Sam Raimi’s Spider-Man 4

This one should certainly be fresh on your mind, as it wasn’t all that long ago the project fell apart. Even after the dismal critical reception of Spider-Man 3 (which is still the highest grossing “Spider-Man” movie worldwide to date), development began the next year on a follow-up. Director Sam Raimi was set to return along with stars Tobey Maguire and Kirsten Dunst as Peter Parker and Mary Jane Watson. Before a script had even been written, Raimi revealed that discussions had taken place to shoot a Spider-Man 4 and Spider-Man 5 simultaneously, but as things came together this was abandoned.

Screenwriter James Vanderbilt, who also later penned The Amazing Spider-Man, was hired to write a script which was subsequently rewritten by David Lindsay-Abaire (who would go on to write Raimi’s Oz The Great and Powerful) and then again by Gary Ross (who previously worked with Tobey Maguire on Pleasantville and Seabiscuit). The film was given a May 6, 2011 release date and it was revealed at the tail end of 2009 that John Malkovich was in talks to play The Vulture, a character Raimi originally tried to have in Spider-Man 3, along with Anne Hathaway as Felicia Hardy, aka Black Cat.

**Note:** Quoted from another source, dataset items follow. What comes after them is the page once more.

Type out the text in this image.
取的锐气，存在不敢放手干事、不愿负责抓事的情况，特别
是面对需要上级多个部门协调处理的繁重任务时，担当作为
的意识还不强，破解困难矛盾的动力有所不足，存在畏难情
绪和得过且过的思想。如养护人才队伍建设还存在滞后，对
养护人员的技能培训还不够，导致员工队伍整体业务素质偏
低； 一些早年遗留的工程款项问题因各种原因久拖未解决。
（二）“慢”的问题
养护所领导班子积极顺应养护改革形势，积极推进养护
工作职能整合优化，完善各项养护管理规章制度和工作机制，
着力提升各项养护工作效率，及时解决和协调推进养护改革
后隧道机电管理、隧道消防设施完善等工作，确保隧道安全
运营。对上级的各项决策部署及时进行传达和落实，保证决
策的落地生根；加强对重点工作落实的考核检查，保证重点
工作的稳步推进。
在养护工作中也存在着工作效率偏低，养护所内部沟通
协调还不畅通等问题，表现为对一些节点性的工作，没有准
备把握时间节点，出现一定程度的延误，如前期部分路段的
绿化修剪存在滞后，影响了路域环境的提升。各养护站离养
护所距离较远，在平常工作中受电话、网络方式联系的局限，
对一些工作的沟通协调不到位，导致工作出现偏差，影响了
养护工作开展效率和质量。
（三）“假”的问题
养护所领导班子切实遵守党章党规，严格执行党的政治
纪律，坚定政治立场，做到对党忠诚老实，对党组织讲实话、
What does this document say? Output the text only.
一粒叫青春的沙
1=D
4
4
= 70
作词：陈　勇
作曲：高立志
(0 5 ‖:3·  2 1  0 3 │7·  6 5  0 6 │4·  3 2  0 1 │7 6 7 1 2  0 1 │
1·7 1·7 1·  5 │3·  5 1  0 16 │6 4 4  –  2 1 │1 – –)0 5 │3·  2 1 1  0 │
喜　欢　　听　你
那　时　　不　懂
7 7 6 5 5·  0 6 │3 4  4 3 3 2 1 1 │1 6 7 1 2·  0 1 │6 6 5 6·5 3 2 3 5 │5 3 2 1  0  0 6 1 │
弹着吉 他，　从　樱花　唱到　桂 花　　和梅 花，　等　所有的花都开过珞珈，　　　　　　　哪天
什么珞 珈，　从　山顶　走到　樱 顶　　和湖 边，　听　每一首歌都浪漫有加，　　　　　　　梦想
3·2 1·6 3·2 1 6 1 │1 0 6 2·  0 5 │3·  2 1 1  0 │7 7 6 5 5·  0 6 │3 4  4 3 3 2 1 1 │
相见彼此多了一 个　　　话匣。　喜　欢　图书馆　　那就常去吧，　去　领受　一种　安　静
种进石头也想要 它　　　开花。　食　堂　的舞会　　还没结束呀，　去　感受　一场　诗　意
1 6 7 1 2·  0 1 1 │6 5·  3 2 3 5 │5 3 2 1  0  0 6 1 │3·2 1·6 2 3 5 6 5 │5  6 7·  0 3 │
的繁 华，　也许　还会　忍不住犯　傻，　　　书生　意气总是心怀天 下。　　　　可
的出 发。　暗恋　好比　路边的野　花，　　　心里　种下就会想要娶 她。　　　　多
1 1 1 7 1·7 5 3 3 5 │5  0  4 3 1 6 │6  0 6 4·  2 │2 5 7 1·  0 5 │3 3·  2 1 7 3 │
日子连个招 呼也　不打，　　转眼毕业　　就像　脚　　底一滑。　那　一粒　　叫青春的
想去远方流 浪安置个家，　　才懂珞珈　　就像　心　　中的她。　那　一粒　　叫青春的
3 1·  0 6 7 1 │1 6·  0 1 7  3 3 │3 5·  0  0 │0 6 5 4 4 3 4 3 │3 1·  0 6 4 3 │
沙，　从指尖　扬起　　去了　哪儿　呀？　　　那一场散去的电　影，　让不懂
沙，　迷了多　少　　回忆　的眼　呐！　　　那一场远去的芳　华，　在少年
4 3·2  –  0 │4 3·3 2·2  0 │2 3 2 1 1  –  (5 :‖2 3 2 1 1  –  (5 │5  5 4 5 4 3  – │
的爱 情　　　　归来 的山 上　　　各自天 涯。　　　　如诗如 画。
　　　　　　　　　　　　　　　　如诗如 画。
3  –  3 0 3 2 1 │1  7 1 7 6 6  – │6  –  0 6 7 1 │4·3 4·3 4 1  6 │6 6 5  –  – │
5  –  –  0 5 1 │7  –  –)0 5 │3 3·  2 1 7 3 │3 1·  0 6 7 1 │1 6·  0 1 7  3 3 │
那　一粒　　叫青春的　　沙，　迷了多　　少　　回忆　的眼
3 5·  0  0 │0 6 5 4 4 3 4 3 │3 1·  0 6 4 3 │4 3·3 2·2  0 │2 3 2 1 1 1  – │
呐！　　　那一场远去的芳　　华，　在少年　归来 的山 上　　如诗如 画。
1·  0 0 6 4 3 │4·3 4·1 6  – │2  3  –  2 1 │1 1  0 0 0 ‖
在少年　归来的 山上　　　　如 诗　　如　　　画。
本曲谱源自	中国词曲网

Things began to tumble after this as Raimi lost confidence in the project and eventually parted ways, setting the stage for the reboot.

“It really was the most amicable and undramatic of breakups,” Raimi recalled to Vulture in 2013. “It was simply that we had a deadline and I couldn’t get the story to work on a level that I wanted it to work. I was very unhappy with Spider-Man 3, and I wanted to make Spider-Man 4 to end on a very high note, the best Spider-Man of them all. But I couldn’t get the script together in time, due to my own failings, and I said to Sony, ‘I don’t want to make a movie that is less than great, so I think we shouldn’t make this picture. Go ahead with your reboot, which you’ve been planning anyway.’”

Before Raimi’s departure and the collapse of the project, Sony had “quietly” hired Vanderbilt to pen not only Spider-Man 5, but also a Spider-Man 6. What foes the webslinger may have faced in those films remains a mystery.